Ms Brainard’s colleague Loretta Mester, president of the Federal Reserve Bank of Cleveland and historically one of the Fed’s more inflation-wary members, struck a similar tone in a Yahoo! Finance interview earlier in the day. Fed officials have said they want to see “substantial further progress” toward their goals – stable inflation that averages 2 per cent over time and maximum employment – before dialing back their US$120 billion (S$159 billion) in monthly bond purchases. Ms Mester reirated that.
“What we want to see, and I certainly want to see, is more progress and broader progress,” Ms Mester said, explaining that she wants to see more strength in the labour market, and is expecting to this year.
The comments came as economists try to parse incoming data, including a weaker-than-expected April jobs report, quickly rising inflation expectation measures, and a consumer price report set for release on Wednesday that is expected to show a substantial jump this year.

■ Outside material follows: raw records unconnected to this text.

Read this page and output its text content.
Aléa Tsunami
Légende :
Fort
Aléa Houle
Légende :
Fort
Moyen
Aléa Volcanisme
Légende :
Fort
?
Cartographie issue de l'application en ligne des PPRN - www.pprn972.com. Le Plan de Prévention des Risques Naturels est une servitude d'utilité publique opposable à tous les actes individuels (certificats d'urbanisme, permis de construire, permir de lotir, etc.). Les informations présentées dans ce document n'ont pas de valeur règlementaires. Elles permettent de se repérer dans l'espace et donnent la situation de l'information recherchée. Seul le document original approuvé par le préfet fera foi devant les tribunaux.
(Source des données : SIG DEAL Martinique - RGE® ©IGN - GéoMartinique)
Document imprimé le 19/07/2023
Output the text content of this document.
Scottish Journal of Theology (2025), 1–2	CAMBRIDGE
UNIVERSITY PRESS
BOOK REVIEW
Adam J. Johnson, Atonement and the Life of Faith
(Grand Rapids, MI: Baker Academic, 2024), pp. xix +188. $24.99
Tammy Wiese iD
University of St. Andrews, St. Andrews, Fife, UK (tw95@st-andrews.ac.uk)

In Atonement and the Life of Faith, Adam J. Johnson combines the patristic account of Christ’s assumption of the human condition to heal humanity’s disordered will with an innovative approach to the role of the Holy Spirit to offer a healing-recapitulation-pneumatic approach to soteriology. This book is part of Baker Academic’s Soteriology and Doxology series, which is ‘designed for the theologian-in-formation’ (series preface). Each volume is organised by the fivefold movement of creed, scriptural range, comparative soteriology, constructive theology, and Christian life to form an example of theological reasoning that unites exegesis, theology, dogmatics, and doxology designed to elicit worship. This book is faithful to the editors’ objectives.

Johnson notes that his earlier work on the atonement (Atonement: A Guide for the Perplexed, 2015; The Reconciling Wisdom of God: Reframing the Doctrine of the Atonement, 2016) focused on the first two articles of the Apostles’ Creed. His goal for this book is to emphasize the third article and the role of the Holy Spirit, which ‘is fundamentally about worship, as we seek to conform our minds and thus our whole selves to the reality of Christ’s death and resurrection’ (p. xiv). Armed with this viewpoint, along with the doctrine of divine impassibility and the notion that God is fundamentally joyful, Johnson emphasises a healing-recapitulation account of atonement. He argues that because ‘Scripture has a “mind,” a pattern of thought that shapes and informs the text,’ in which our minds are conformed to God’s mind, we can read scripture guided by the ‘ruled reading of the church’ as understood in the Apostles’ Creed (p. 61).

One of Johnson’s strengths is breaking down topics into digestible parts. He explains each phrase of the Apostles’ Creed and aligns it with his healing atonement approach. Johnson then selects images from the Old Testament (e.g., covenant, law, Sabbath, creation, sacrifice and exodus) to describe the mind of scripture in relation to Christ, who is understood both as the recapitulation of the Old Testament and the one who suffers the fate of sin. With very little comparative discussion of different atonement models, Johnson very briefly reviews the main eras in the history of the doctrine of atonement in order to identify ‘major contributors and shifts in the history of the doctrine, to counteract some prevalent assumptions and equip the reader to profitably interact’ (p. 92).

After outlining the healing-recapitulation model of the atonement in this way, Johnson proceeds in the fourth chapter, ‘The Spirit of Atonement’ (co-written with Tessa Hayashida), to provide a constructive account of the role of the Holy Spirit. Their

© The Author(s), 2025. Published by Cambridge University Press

Price gains are picking up as year-over-year measures lap weak data from 2020 and as supply shortages tied to reopening push prices higher.
Policymakers expect real-world price increases to be temporary. Low numbers from last year will fall out of the data, and supply chains for things like lumber and computer chips should eventually readjust, though it is not clear how quickly that will happen.
Ms Mester said she expected supply constraints to ease next year, but noted that “there are upside risks” to her inflation forecast and that she would be watching to make sure consumers and businesses do not come to expect much faster gains.
Likewise, Ms Brainard said that she would “remain attentive to the risk that what seem like transitory inflationary pressures could prove persistent as I closely monitor the incoming data.”
Some critics are warning that the Fed’s rock-bottom interest rates and emergency bond purchases – policies meant to help bolster the economy in bad times – may be inappropriate, either because they risk fueling higher inflation or because they could spur instability by pushing stock prices and risk-taking higher.
“We’re still acting like we’re in a black hole, and in fact, the economy is accelerating,” Stanley Druckenmiller, chief executive of the investment manager Duquesne Family Office, said on CNBC on Tuesday, after criticising the central bank’s policies for risking asset bubbles.
Asked about the comment, James Bullard, president of the Federal Reserve Bank of St. Louis, told CNBC that he thought the response had been good from both lawmakers and monetary policymakers.
“I don’t know how many pandemics Stan has lived through,” he said. “These don’t come along that often.”